The use of technology to listen, to reduce our voice to content and differ-ences is perhaps the manifestation of our bodies being required to adhere to formats. Technology has mothered and listened, but it also insists on a format: 0/1. Berardi comments on how our speech is learnt in a heavily technological environment: "For the first time in human history there is a generation that has learnt more words and heard more stories from the television machine than from its mother." - FB - PR. pp.36-37. And Connor comments about how from a very early stage our voice is augmented, amplified and transported by technology:

"Much of this book has been written in the early mornings to the accompaniment of the cries, gurgles, and babble of my youngest son, whose room is equipped, like that of many young children, with an intercom alarm. Joe's early-developed capacity to summon his mother and me to his presence through the power of his voice has been considerably enhanced by this technology. It is tempting to feel that the meanings and powers of the voice for this particular young child have been affected by his growing awareness of the powers of the little plastic box in his room to enhance the already magically extensive powers of his voice" (cue Home Alone scene)

In a sense, because of the ubiquity of technology we owe much of our voice to technology. It has been modulated and afforded by media and communication networks.

The Xpression app rests on many presumed reductions. Of uniform reactions to emotional or biological states, and the reducibility of the voice. But I think its reductionism plays into the Turklean concept of being alone together. Technologies like Xpression play into, or performatively elucidate, how we want our voices to be ours and to be listened to, we feel we are responsible for our voices and that these voices tell others something special about us. Whereas our voice is never ours, but leads a strange life of autonomy from our control and our body (hence Connor's What I Say Goes). Also for human listening, the hidden nuances of voice do not 'tell' or 'communicate' on an empirical basis, but rather, on the subjective basis of the listeners intuition (how many troubled singers voices are made infinitely more bittersweet by our knowledge our the singers misfortunes?). Xpression shows our (Turklean) anthropologizing of the machine, we want a machine to understand us, like a mother's subjective audition may sense distress in the night. Machines have played a role in teaching us how to speak and allowing us to be heard, we want them to listen too now.

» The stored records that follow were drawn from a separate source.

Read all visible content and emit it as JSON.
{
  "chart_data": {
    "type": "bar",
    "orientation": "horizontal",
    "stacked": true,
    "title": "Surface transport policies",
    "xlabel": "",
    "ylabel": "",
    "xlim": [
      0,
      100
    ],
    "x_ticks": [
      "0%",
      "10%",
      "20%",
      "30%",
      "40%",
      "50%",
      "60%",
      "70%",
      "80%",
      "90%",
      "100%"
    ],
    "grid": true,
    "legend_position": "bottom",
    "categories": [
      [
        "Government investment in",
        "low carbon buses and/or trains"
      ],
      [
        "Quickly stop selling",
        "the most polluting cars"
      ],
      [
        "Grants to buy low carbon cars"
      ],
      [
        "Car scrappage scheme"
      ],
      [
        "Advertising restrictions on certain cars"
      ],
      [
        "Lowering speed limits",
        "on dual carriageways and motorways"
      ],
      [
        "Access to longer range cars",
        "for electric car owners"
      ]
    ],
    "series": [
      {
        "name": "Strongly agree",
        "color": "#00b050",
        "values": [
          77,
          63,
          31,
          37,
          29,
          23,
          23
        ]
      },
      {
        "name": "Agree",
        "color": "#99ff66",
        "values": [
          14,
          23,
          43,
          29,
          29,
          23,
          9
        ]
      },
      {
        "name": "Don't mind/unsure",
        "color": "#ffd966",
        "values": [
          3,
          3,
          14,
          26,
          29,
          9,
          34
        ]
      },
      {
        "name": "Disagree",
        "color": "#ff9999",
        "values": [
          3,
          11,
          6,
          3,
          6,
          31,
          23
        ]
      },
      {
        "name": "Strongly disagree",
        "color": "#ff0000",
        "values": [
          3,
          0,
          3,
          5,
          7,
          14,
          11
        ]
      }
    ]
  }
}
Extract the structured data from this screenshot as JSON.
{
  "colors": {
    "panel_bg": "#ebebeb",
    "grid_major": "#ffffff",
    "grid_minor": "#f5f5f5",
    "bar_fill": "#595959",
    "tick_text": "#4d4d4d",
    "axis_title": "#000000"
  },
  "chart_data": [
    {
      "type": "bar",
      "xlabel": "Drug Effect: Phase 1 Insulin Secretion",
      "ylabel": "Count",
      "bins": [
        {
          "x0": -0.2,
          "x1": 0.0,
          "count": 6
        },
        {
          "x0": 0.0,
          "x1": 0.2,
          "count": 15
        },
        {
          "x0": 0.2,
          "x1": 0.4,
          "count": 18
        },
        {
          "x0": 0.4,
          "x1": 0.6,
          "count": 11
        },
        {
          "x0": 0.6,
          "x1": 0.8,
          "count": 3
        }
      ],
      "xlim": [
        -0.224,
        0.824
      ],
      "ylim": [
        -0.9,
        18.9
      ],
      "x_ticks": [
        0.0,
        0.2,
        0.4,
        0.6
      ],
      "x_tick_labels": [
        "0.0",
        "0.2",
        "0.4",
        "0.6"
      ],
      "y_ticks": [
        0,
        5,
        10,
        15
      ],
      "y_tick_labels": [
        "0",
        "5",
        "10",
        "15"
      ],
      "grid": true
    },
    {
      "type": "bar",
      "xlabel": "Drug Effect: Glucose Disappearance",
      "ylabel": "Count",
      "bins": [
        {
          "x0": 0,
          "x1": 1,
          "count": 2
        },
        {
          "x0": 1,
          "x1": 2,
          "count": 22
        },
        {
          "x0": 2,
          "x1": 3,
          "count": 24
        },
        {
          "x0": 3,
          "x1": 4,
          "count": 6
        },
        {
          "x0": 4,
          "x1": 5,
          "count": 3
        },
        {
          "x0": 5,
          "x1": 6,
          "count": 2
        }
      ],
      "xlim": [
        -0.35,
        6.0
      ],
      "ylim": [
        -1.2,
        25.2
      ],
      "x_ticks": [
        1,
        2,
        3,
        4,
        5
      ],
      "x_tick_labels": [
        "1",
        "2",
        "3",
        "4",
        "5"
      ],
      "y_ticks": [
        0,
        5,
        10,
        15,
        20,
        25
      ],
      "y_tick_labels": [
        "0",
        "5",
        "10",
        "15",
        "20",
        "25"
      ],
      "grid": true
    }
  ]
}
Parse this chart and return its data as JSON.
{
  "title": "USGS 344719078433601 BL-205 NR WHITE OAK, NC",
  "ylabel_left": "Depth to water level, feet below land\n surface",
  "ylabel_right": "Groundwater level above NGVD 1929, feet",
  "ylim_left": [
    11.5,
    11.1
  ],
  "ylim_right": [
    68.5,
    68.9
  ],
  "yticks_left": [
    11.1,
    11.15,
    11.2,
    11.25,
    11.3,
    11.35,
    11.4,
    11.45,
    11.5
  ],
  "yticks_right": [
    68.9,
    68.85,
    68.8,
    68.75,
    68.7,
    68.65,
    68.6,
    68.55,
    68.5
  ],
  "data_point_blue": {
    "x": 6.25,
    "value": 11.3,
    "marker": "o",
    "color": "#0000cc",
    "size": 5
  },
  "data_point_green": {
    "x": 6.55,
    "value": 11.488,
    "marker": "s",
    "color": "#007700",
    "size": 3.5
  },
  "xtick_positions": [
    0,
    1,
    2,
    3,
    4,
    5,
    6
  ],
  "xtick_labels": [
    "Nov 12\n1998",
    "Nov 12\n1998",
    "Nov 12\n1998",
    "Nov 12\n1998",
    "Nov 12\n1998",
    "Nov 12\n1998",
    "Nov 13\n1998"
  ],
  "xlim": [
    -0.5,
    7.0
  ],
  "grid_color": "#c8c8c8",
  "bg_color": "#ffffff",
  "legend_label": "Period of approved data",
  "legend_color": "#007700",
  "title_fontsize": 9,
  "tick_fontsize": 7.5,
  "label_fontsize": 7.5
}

In the first chapter of Cold Intimacies Illouz explores how the therapists strategies of listening have migrated into managerial practices under capitalism. A good manager must, before all else, be able to listen. In todays world, with our heavy subjectivities, plethora of concerns, short time and attention the desire to be listened to manifests itself through technology and business. The Xpression app is the poor surogate, the Harlow wireframe mother, the app cannot listen, but only read and identify particular patterns.

(There is a riff to be made here about Ted Bundy's relationship to listening and reading, his mother would type all his school work, Ted would dictate. I half-want to suggest that Ted was read and not listened too, but this judgement is perhaps a touch too quick.. nonetheless - P.18 Ted Bundy Conversations with a Killer is fascinating along with P.21. I'm not suggesting any 'family values' correlation between his crimes and his early years - what intrigues me is his frustration over the surface play of language.  There is a big difference between being listened to and being merely read, and some of Bundy's comments and the Xpression app highlight this.)